Como decía, muchos no parecen creer en la utilidad de los semáforos de la Reina del Plata. Años atrás, yo frecuentaba, por consejo médico, los talleres del Programa de Salud Mental Barrial del Hospital Pirovano. Al concluir cada reunión de taller, yo solía ir, con mi coordinador y compañeros de taller, a un bar de la zona del hospital, sito en una esquina de la Avenida Monroe, hacia la cual doblaban veloces colectivos. Ello me inducía a respetar escrupulosamente el semáforo. Un tallerista, que jamás lo respetaba, me disparó un impiadoso comentario al percibir mi respeto por el semáforo: "¿Qué sos, yanqui? ¡Tenés que ser más espontáneo!" No, no soy yanqui; soy un argentino que desea una Argentina mejor, para él y demás habitantes del suelo argentino, nacidos o no en él, poseedores o no de su ciudadanía. Y entre esos "demás habitantes" incluyo a mi sobrino, ya tan próximo a nacer, que ese tallerista inconsciente  pudo inhibirme de conocer si un colectivero me mandaba a conocer tempranamente a San Pedro por cruzar una bocacalle con semáforo en contra en aras de una espontaneidad presuntamente sacrosanta. Como quiero conocer y ver crecer a mi sobrino, prefiero no imitar a los toros de los spots comerciales del agua tónica Paso de los toros del decenio de 1980.
Me aterra ver, desde el colectivo 111, cómo los peatones cruzan, con semáforo en su contra, la peligrosa intersección de las calles Lavalle y Maipú, atravesada por numerosos colectivos. Alguna vez he visto hacer eso a mujeres con cochecitos de bebé. Espero que a mi hermana no se le ocurra hacer eso con mi sobrino. A mi sobrino quiero verlo haciendo de San Martín en los actos de su escuela primaria, no debatiéndose entre la vida y la muerte, con un traumatismo óseo producido por un accidente vial, en un hospital, a la tierna edad de siete meses. Me aterra que mis amigos, alejados ya de su niñez, me obliguen a cruzar, con semáforo en su contra, la peligrosa intersección de la calle Libertad y la avenida Corrientes, con su fluido tránsito vehicular.
En su discutible biografía de Hipólito Yrigoyen, Manuel Gálvez refiere un encuentro mantenido por el líder radical, durante su primera presidencia, con una "delegación de representantes de la Bolsa, de la Industria y del Comercio", que se quejaban, entre otras consecuencias negativas de una huelga ferroviaria, del "enflaquecimiento, por escasez de forraje, del ganado traído a la Exposición Rural". Según Gálvez, Yrigoyen habría contestado: "Cuando ustedes me hablaban de que se enflaquecían los toros en la Exposición Rural, yo pensaba en la vida de los señaleros, obligados a permanecer veinticuatro, treinta horas manejando los semáforos para que los que viajan, para que las familias, puedan llegar tranquilos y sin peligros a los hogares felices..."[1]
No todos los estudiosos consideran santo a Yrigoyen. Pero aquí no viene al caso.

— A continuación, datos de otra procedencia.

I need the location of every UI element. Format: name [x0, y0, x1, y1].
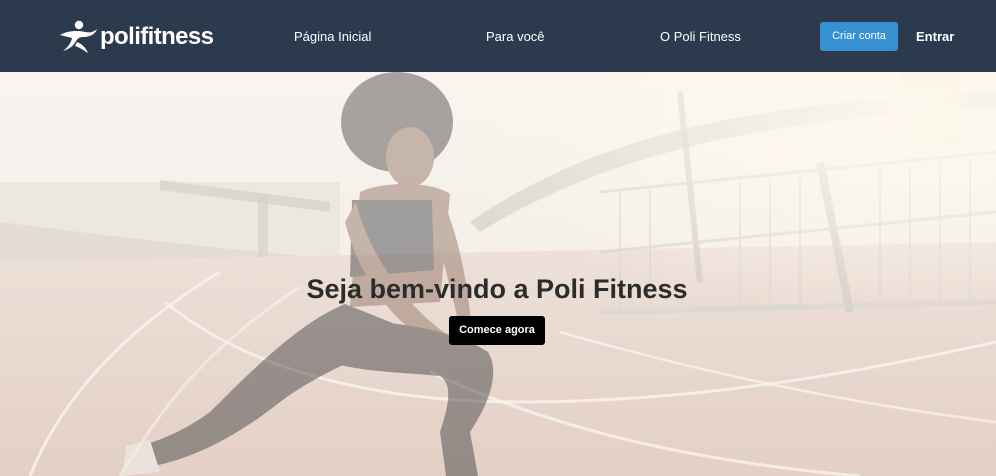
create-account-button[interactable]: Criar conta: [820, 22, 898, 51]
brand-logo[interactable]: polifitness: [58, 20, 214, 54]
login-link[interactable]: Entrar: [916, 29, 954, 45]
nav-link-pagina-inicial[interactable]: Página Inicial: [294, 29, 371, 45]
runner-icon: [60, 20, 97, 53]
top-navbar: polifitness Página Inicial Para você O P…: [0, 0, 996, 72]
hero-section: Seja bem-vindo a Poli Fitness Comece ago…: [0, 72, 996, 476]
hero-title: Seja bem-vindo a Poli Fitness: [306, 274, 688, 304]
brand-name: polifitness: [100, 23, 214, 50]
get-started-button[interactable]: Comece agora: [449, 316, 545, 345]
nav-link-o-poli-fitness[interactable]: O Poli Fitness: [660, 29, 741, 45]
nav-link-para-voce[interactable]: Para você: [486, 29, 545, 45]
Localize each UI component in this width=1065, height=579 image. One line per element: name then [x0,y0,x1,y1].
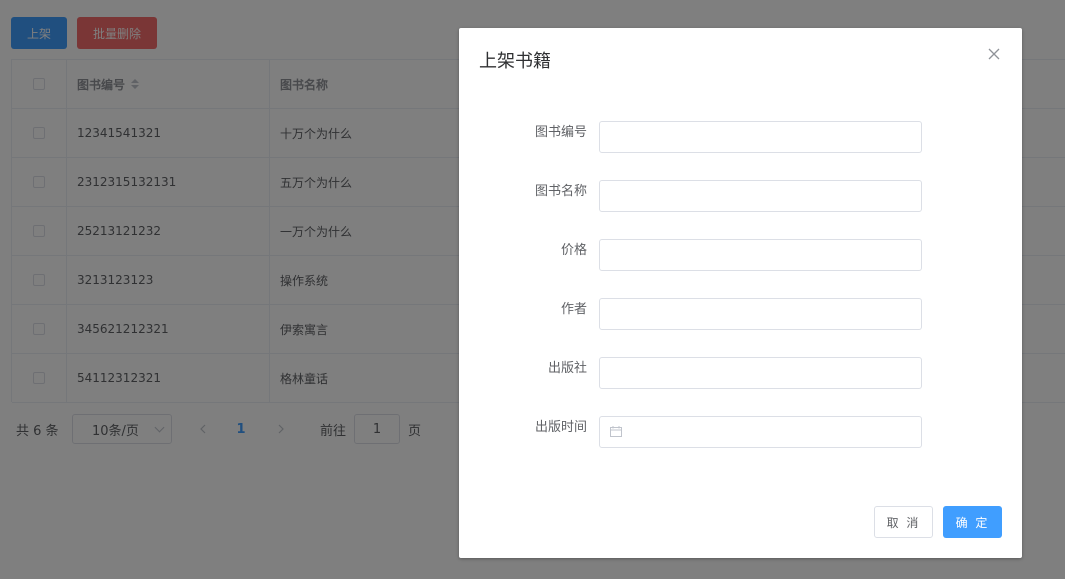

Lo cierto es que muchos peatones de la Reina del Plata parecen preferir imitar el paso del toro a respetar algo tan elemental como las señales de tránsito. Como si los toros de los encopetados interlocutores del Yrigoyen de Gálvez hubiesen terminado prevaleciendo, casi un siglo después, sobre los señaleros mencionados, según Gálvez, por el primer presidente radical, arrollado por los toros de la oligarquía en 1930.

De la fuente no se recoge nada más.